客厅的地板上,似乎躺着好几个人,姿势扭曲得不像活人,暗红色的液体从房间里一直流到了门外的走廊上。
只看了一眼,林月就猛地转过身,冲进自家的卫生间,趴在马桶上剧烈地呕吐起来,直到吐得只剩下酸水。
等她虚弱地走出来时,一名年纪稍大的警察示意她坐到客厅的沙发上,另一个年轻的女警给她倒了一杯温水。
“谢谢……能把我们家的门关上吗?那个味道……”
林月的脸色苍白得像纸一样。
老警察点了点头,旁边一个年轻警察立刻把门关上了。
“情况你也看到了,你的对门邻居,一家四口,昨天晚上全部遇害了。”
老警察的声音很平稳,但带着一种沉重的压力。
“今天早上送牛奶的工人发现门缝在往外渗血,报了警。”
他顿了顿,目光看向林月。
“你昨天晚上,有没有听到什么特别的声音?或者看到什么可疑的人?”
林月捧着水杯,感觉杯子里的水都是冰凉的,她的牙齿在轻轻打架。
“我……我知道凶手可能是谁……”
她的声音干涩嘶哑。
“他本来想杀的人……可能是我。
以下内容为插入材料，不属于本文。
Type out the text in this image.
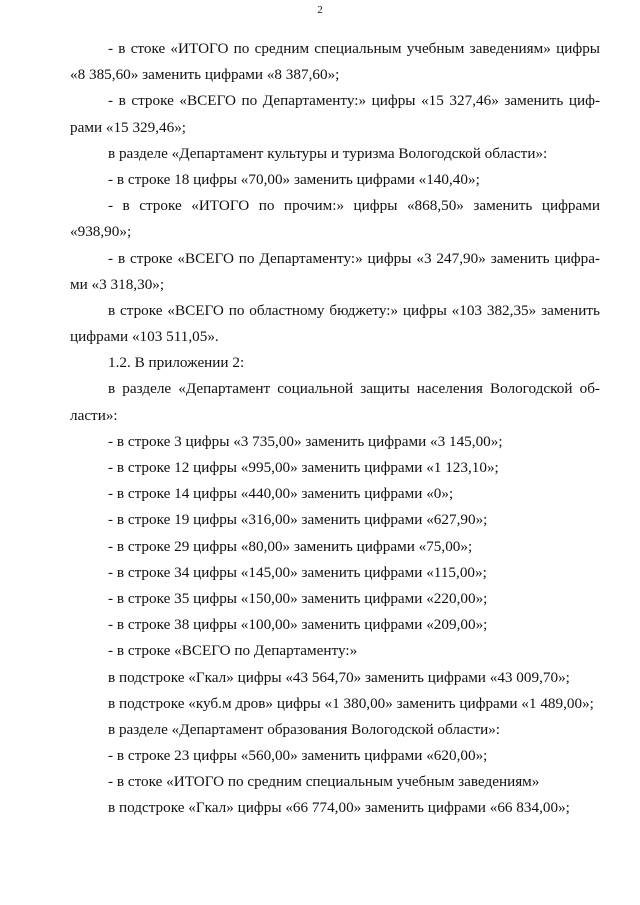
2
- в стоке «ИТОГО по средним специальным учебным заведениям» цифры
«8 385,60» заменить цифрами «8 387,60»;
- в строке «ВСЕГО по Департаменту:» цифры «15 327,46» заменить циф-
рами «15 329,46»;
в разделе «Департамент культуры и туризма Вологодской области»:
- в строке 18 цифры «70,00» заменить цифрами «140,40»;
- в строке «ИТОГО по прочим:» цифры «868,50» заменить цифрами
«938,90»;
- в строке «ВСЕГО по Департаменту:» цифры «3 247,90» заменить цифра-
ми «3 318,30»;
в строке «ВСЕГО по областному бюджету:» цифры «103 382,35» заменить
цифрами «103 511,05».
1.2. В приложении 2:
в разделе «Департамент социальной защиты населения Вологодской об-
ласти»:
- в строке 3 цифры «3 735,00» заменить цифрами «3 145,00»;
- в строке 12 цифры «995,00» заменить цифрами «1 123,10»;
- в строке 14 цифры «440,00» заменить цифрами «0»;
- в строке 19 цифры «316,00» заменить цифрами «627,90»;
- в строке 29 цифры «80,00» заменить цифрами «75,00»;
- в строке 34 цифры «145,00» заменить цифрами «115,00»;
- в строке 35 цифры «150,00» заменить цифрами «220,00»;
- в строке 38 цифры «100,00» заменить цифрами «209,00»;
- в строке «ВСЕГО по Департаменту:»
в подстроке «Гкал» цифры «43 564,70» заменить цифрами «43 009,70»;
в подстроке «куб.м дров» цифры «1 380,00» заменить цифрами «1 489,00»;
в разделе «Департамент образования Вологодской области»:
- в строке 23 цифры «560,00» заменить цифрами «620,00»;
- в стоке «ИТОГО по средним специальным учебным заведениям»
в подстроке «Гкал» цифры «66 774,00» заменить цифрами «66 834,00»;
”
05
林月把网购烂桃子、给差评、被卖家威胁,以及昨晚收到地址信息的全过程,详详细细地告诉了警察。
老警察接过她的手机,仔细翻看着聊天记录。
“在他给你发这条地址信息前后,你有没有发现其他不对劲的地方?比如有人跟踪你,或者接到奇怪的电话?”
林月用力地回想,最后还是摇了摇头。
“没有,除了这件事,其他都和平时一样。”
“那你昨晚为什么没有立刻报警?”
老警察追问。
“我当时……当时完全吓懵了,脑子一片空白,没想到要报警。”
林月低声说。
“而且我男朋友很快就回来了,他说没人会为了一条差评真的杀人,让我别怕。”
“你男朋友呢?他现在人在哪里?”
老警察的目光变得锐利起来。
“他公司有急事,昨晚回来待了一会儿又出门了,说是项目出了问题。”
林月老实地回答。
“我今天早上请假了,没去上班。”
老警察和旁边的年轻警察交换了一个眼神,那眼神很复杂,林月看不懂。
“张磊,把这些聊天记录和店铺信息立刻发给技术部门,查这个店主的所有资料。”
老警察对那个年轻警察吩咐道。
“同时仔细排查这户遇害的家庭,看看他们最近有没有跟人结仇,或者有什么经济纠纷。”
“是,高队!”
叫张磊的警察迅速记下要求,转身出去了。
老警察从女警手里接过做好的询问笔录,翻看了一遍,然后推到林月面前。
“林小姐,你看看这份记录,跟你刚才说的是否一致。”
“如果没问题,就在下面签上你的名字,按个手印。”
林月感觉自己像漂浮在云里,脑子木木的。
她几乎没看清纸上写了什么,就机械地签了名,在印泥上按了一下,然后在自己名字旁边按下一个鲜红的手印。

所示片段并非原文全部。